I wish I’d known you had a respiratory situation with him sooner or I would have pushed you for a doctor visit — I’ve had several rats who had long hard times with respiratory problems, even with amoxicillin.… they are just hard to break. They’re even hard to challenge once you have the animal taking the meds, because the meds tend to quash appetite.
So very sorry you had to part. He was dear, and this vid so beautifully shows it.
Perhaps not right away, but soon, you must think what other little life you can make happy. There are SO MANY that need us — and right away.
The tricky thing about respiratory infections in cats is that vets say it’s best to just let them run their course. Leonard pretty much had back-to-back respiratory infections since I had him, and it turns out the last was one secondary to other infections.
Oh Jeff I’m so sorry to read this news. You gave him a happy life in the time he was with you. My sympathies.

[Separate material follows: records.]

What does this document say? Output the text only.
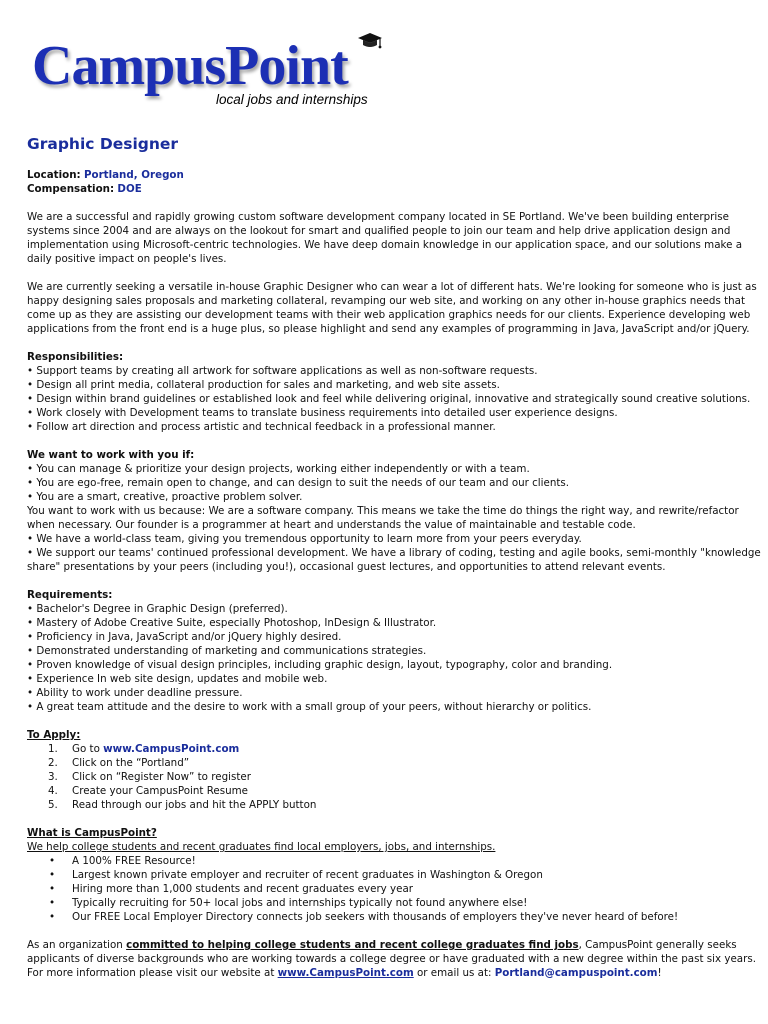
CampusPoint
local jobs and internships
Graphic Designer
Location: Portland, Oregon
Compensation: DOE
We are a successful and rapidly growing custom software development company located in SE Portland. We've been building enterprise
systems since 2004 and are always on the lookout for smart and qualified people to join our team and help drive application design and
implementation using Microsoft-centric technologies. We have deep domain knowledge in our application space, and our solutions make a
daily positive impact on people's lives.
We are currently seeking a versatile in-house Graphic Designer who can wear a lot of different hats. We're looking for someone who is just as
happy designing sales proposals and marketing collateral, revamping our web site, and working on any other in-house graphics needs that
come up as they are assisting our development teams with their web application graphics needs for our clients. Experience developing web
applications from the front end is a huge plus, so please highlight and send any examples of programming in Java, JavaScript and/or jQuery.
Responsibilities:
• Support teams by creating all artwork for software applications as well as non-software requests.
• Design all print media, collateral production for sales and marketing, and web site assets.
• Design within brand guidelines or established look and feel while delivering original, innovative and strategically sound creative solutions.
• Work closely with Development teams to translate business requirements into detailed user experience designs.
• Follow art direction and process artistic and technical feedback in a professional manner.
We want to work with you if:
• You can manage & prioritize your design projects, working either independently or with a team.
• You are ego-free, remain open to change, and can design to suit the needs of our team and our clients.
• You are a smart, creative, proactive problem solver.
You want to work with us because: We are a software company. This means we take the time do things the right way, and rewrite/refactor
when necessary. Our founder is a programmer at heart and understands the value of maintainable and testable code.
• We have a world-class team, giving you tremendous opportunity to learn more from your peers everyday.
• We support our teams' continued professional development. We have a library of coding, testing and agile books, semi-monthly "knowledge
share" presentations by your peers (including you!), occasional guest lectures, and opportunities to attend relevant events.
Requirements:
• Bachelor's Degree in Graphic Design (preferred).
• Mastery of Adobe Creative Suite, especially Photoshop, InDesign & Illustrator.
• Proficiency in Java, JavaScript and/or jQuery highly desired.
• Demonstrated understanding of marketing and communications strategies.
• Proven knowledge of visual design principles, including graphic design, layout, typography, color and branding.
• Experience In web site design, updates and mobile web.
• Ability to work under deadline pressure.
• A great team attitude and the desire to work with a small group of your peers, without hierarchy or politics.
To Apply:
1. Go to www.CampusPoint.com
2. Click on the “Portland”
3. Click on “Register Now” to register
4. Create your CampusPoint Resume
5. Read through our jobs and hit the APPLY button
What is CampusPoint?
We help college students and recent graduates find local employers, jobs, and internships.
• A 100% FREE Resource!
• Largest known private employer and recruiter of recent graduates in Washington & Oregon
• Hiring more than 1,000 students and recent graduates every year
• Typically recruiting for 50+ local jobs and internships typically not found anywhere else!
• Our FREE Local Employer Directory connects job seekers with thousands of employers they've never heard of before!
As an organization committed to helping college students and recent college graduates find jobs, CampusPoint generally seeks
applicants of diverse backgrounds who are working towards a college degree or have graduated with a new degree within the past six years.
For more information please visit our website at www.CampusPoint.com or email us at: Portland@campuspoint.com!
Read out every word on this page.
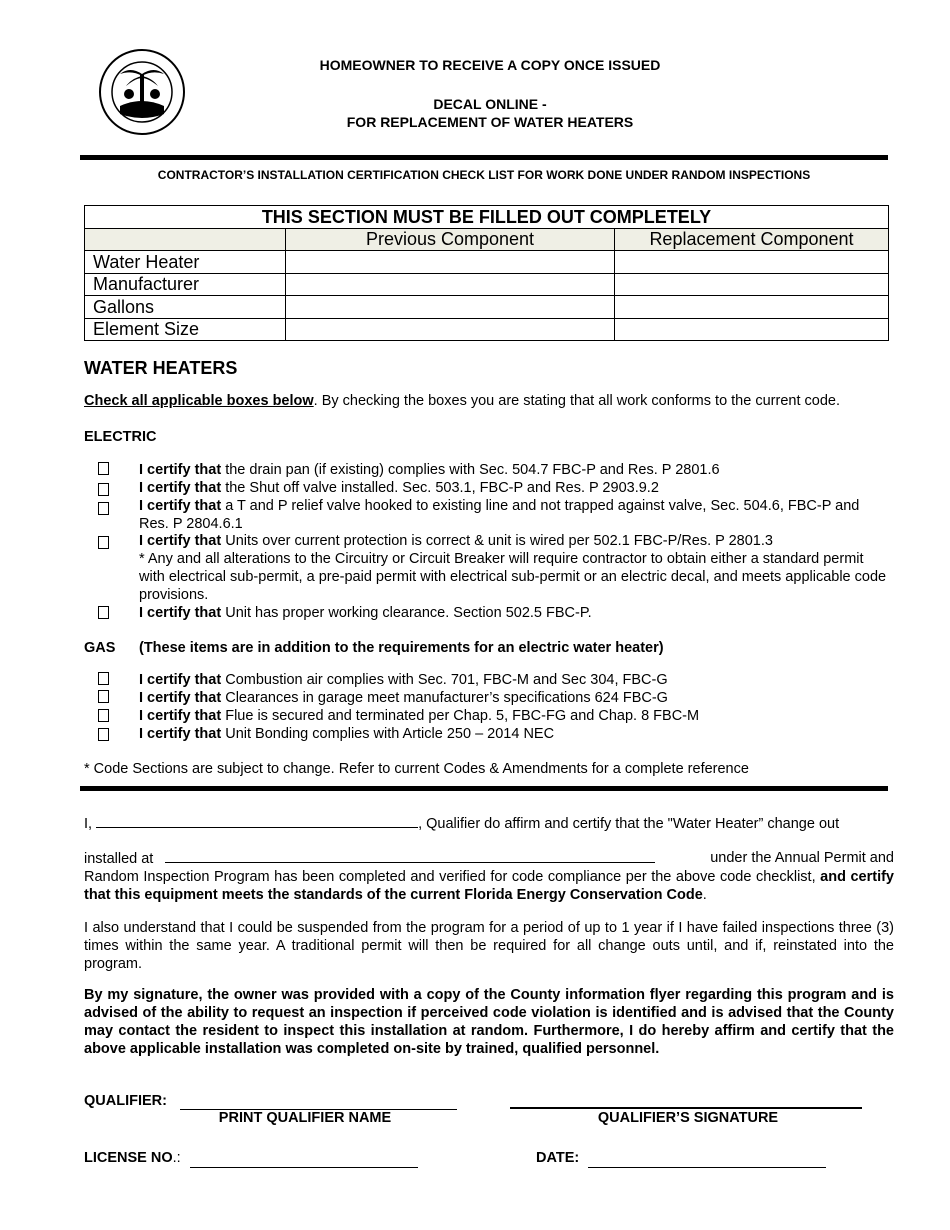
HOMEOWNER TO RECEIVE A COPY ONCE ISSUED
DECAL ONLINE -
FOR REPLACEMENT OF WATER HEATERS
CONTRACTOR’S INSTALLATION CERTIFICATION CHECK LIST FOR WORK DONE UNDER RANDOM INSPECTIONS
THIS SECTION MUST BE FILLED OUT COMPLETELY		
	Previous Component	Replacement Component
Water Heater		
Manufacturer		
Gallons		
Element Size		
WATER HEATERS
Check all applicable boxes below. By checking the boxes you are stating that all work conforms to the current code.
ELECTRIC
I certify that the drain pan (if existing) complies with Sec. 504.7 FBC-P and Res. P 2801.6
I certify that the Shut off valve installed. Sec. 503.1, FBC-P and Res. P 2903.9.2
I certify that a T and P relief valve hooked to existing line and not trapped against valve, Sec. 504.6, FBC-P and Res. P 2804.6.1
I certify that Units over current protection is correct & unit is wired per 502.1 FBC-P/Res. P 2801.3
* Any and all alterations to the Circuitry or Circuit Breaker will require contractor to obtain either a standard permit with electrical sub-permit, a pre-paid permit with electrical sub-permit or an electric decal, and meets applicable code provisions.
I certify that Unit has proper working clearance. Section 502.5 FBC-P.
GAS (These items are in addition to the requirements for an electric water heater)
I certify that Combustion air complies with Sec. 701, FBC-M and Sec 304, FBC-G
I certify that Clearances in garage meet manufacturer’s specifications 624 FBC-G
I certify that Flue is secured and terminated per Chap. 5, FBC-FG and Chap. 8 FBC-M
I certify that Unit Bonding complies with Article 250 – 2014 NEC
* Code Sections are subject to change. Refer to current Codes & Amendments for a complete reference
I,	, Qualifier do affirm and certify that the "Water Heater” change out
installed at	under the Annual Permit and
Random Inspection Program has been completed and verified for code compliance per the above code checklist, and certify that this equipment meets the standards of the current Florida Energy Conservation Code.
I also understand that I could be suspended from the program for a period of up to 1 year if I have failed inspections three (3) times within the same year. A traditional permit will then be required for all change outs until, and if, reinstated into the program.
By my signature, the owner was provided with a copy of the County information flyer regarding this program and is advised of the ability to request an inspection if perceived code violation is identified and is advised that the County may contact the resident to inspect this installation at random. Furthermore, I do hereby affirm and certify that the above applicable installation was completed on-site by trained, qualified personnel.
QUALIFIER:
PRINT QUALIFIER NAME	QUALIFIER’S SIGNATURE
LICENSE NO.:	DATE:
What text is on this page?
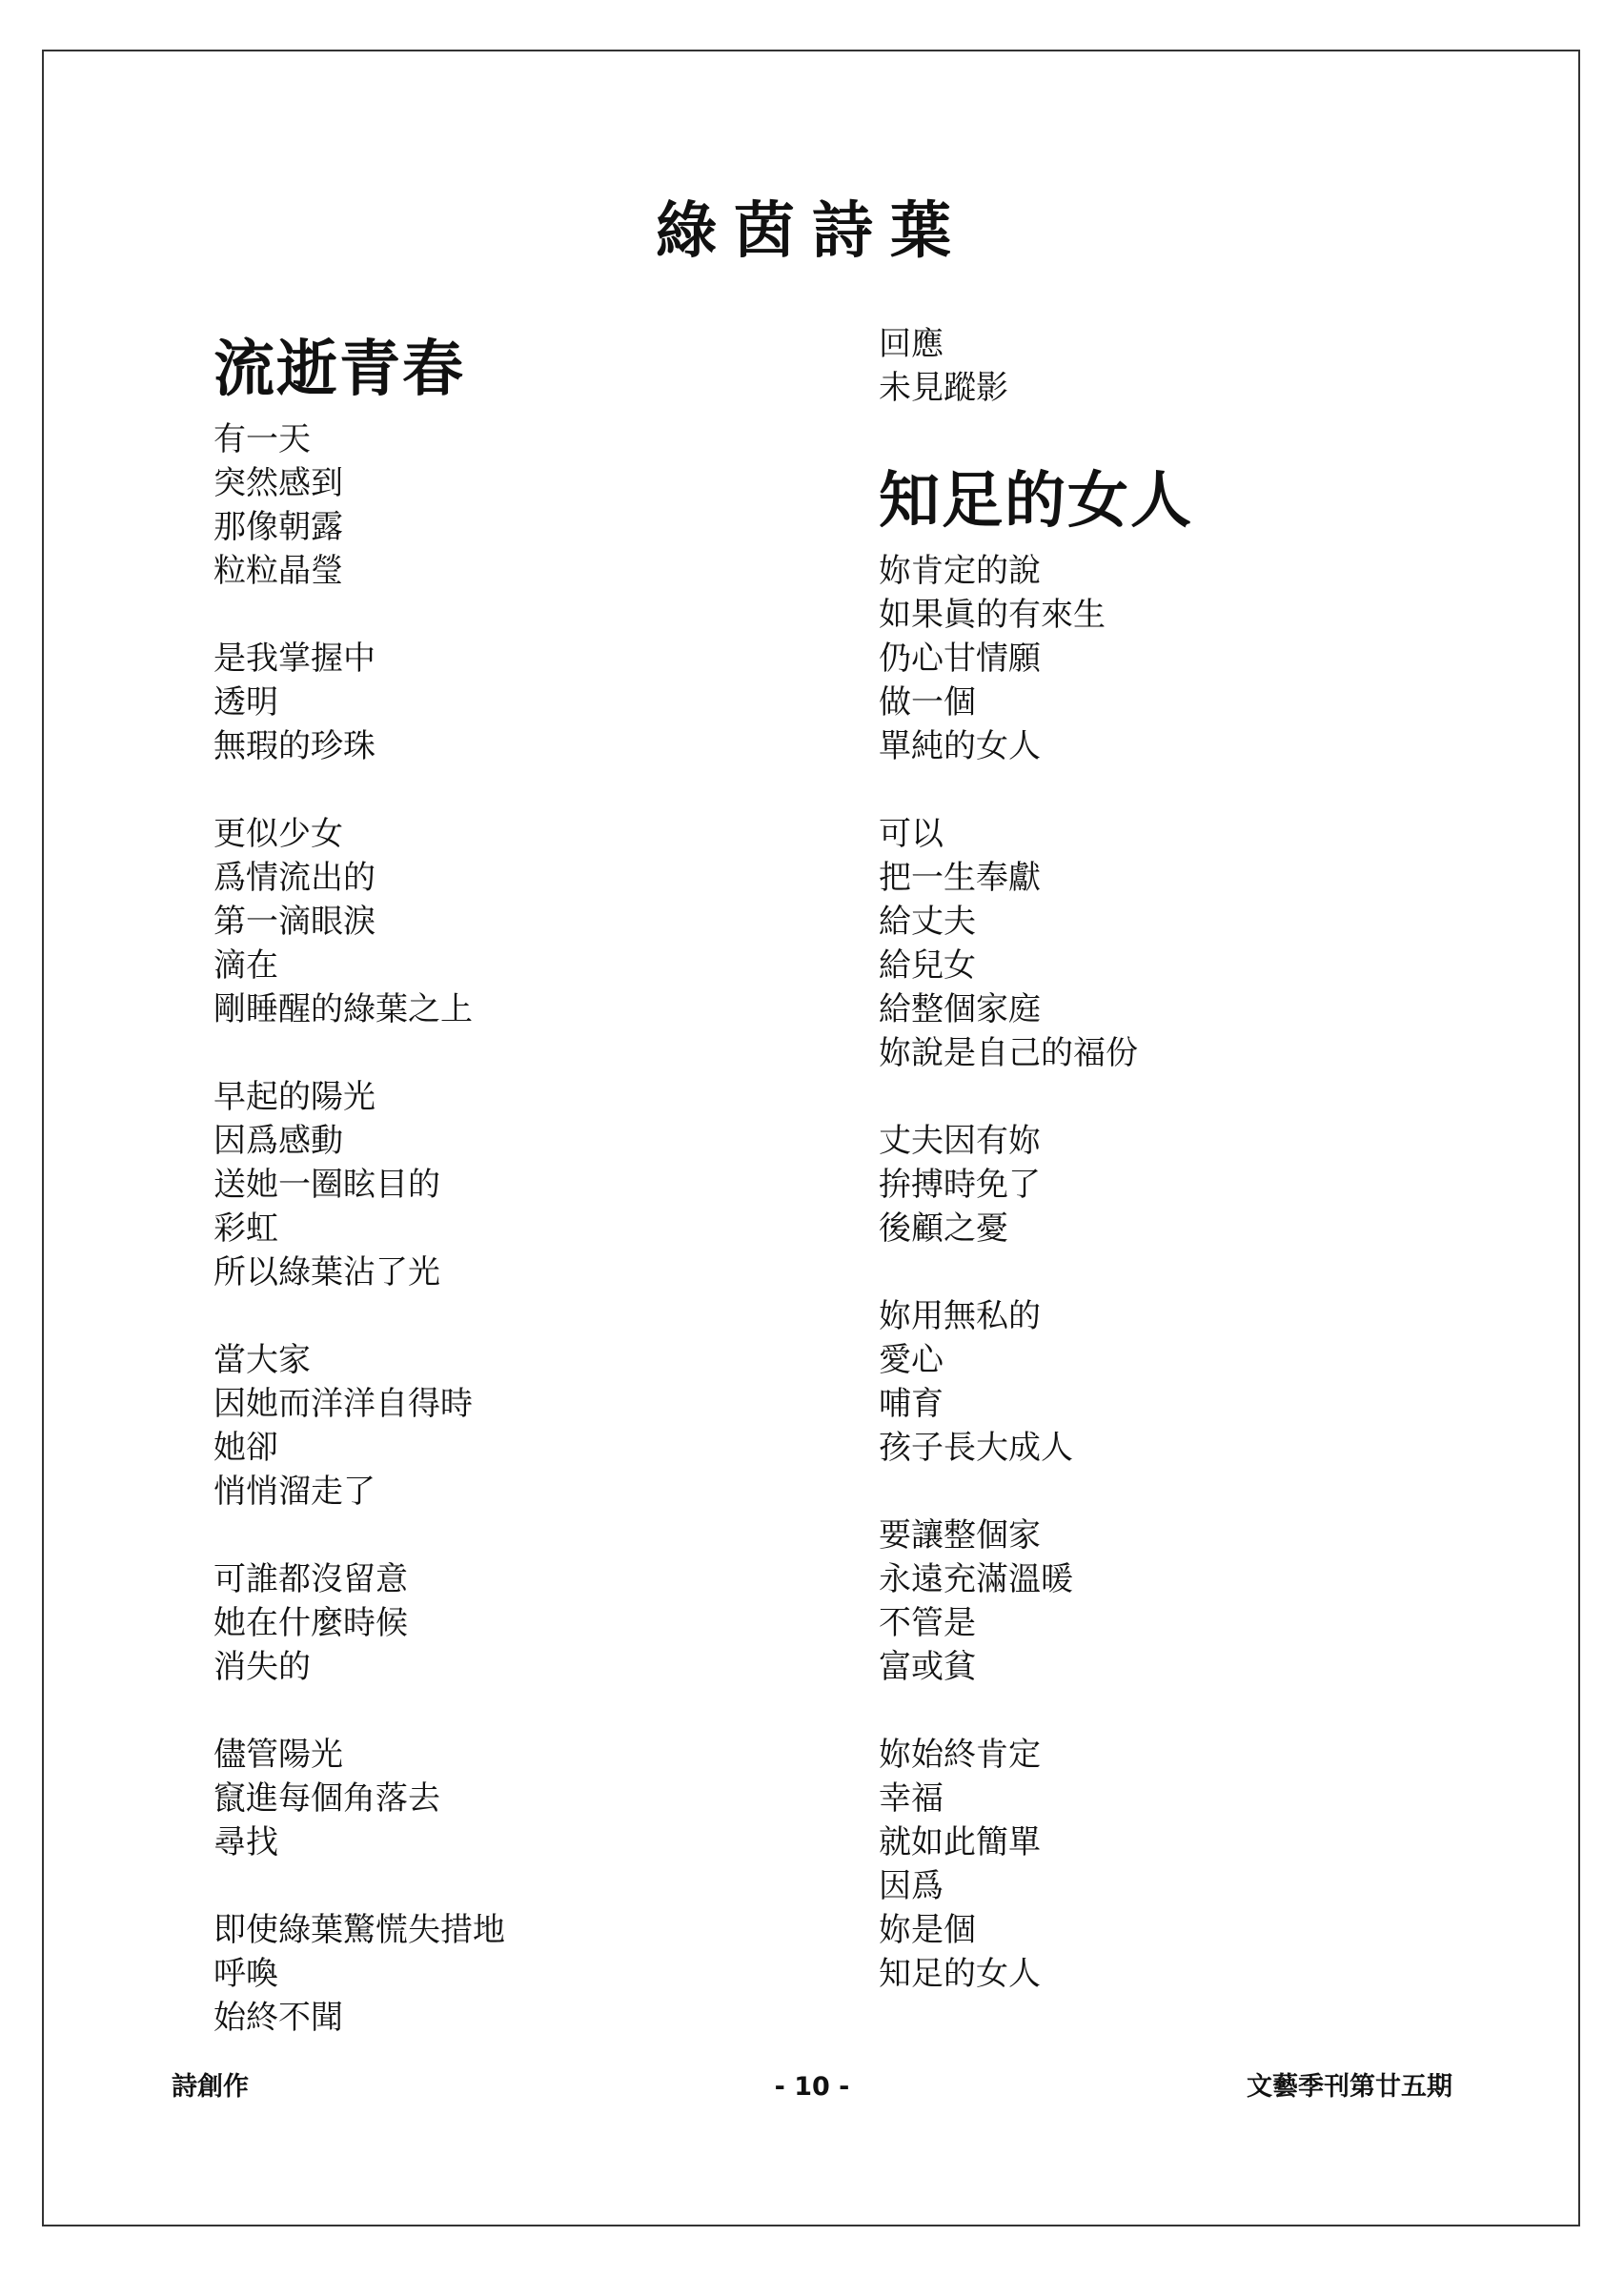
綠茵詩葉
流逝青春
有一天
突然感到
那像朝露
粒粒晶瑩
是我掌握中
透明
無瑕的珍珠
更似少女
爲情流出的
第一滴眼淚
滴在
剛睡醒的綠葉之上
早起的陽光
因爲感動
送她一圈眩目的
彩虹
所以綠葉沾了光
當大家
因她而洋洋自得時
她卻
悄悄溜走了
可誰都沒留意
她在什麼時候
消失的
儘管陽光
竄進每個角落去
尋找
即使綠葉驚慌失措地
呼喚
始終不聞
回應
未見蹤影
知足的女人
妳肯定的說
如果眞的有來生
仍心甘情願
做一個
單純的女人
可以
把一生奉獻
給丈夫
給兒女
給整個家庭
妳說是自己的福份
丈夫因有妳
拚搏時免了
後顧之憂
妳用無私的
愛心
哺育
孩子長大成人
要讓整個家
永遠充滿溫暖
不管是
富或貧
妳始終肯定
幸福
就如此簡單
因爲
妳是個
知足的女人
詩創作	- 10 -	文藝季刊第廿五期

Aw, that’s hard. No two deaths are ever the same. I was surprised at how much of a wreck I was when our last cat died. Can’t second guess what’s done to any benefit. Too many unknowns in cat illness. They are often totally strong and then totally gone.
I’ve also heard stories about sudden illness in cats. In one case, the cat was healthy when he jumped from a piece of furniture, and dead by the time he landed. I think it’s partially due to the fact that they tend to be such little troopers that they often don’t show pain.
yeah, it could be that. they suck it up. they choose to live with messy, smelly, funny looking hairless cats like us.
I came here looking for info on your WordPress theme and now I’m bawling, too. I’m so sorry for your loss. I know what it’s like to get attached to cats and the thought of losing either of my kitties is too much to think about. My thoughts are with you.
I understand the feeling. It doesn’t get easier, just get buried deeper. Be greatful you are still human.
The hardest part was the first day (the entire first day), and from there it’s gotten easier. I think all the initial crying helped get it out of my system.
I realized that everyone says it will get easier. I was serious about it NOT doing that and now believe that it is probably part of my nature. That once in a while, the ghost comes back to haunt me and I’d re-live the moment of the loss fully.
I’m sorry to hear about this Jeff! It’s been awhile since I’ve been to your blog. I can’t imagine what you must be going through, hope you’ve come to terms with it and that it’s not your fault. Treasure the time you had with him. Even though it was a short time, at least he was loved during those precious months.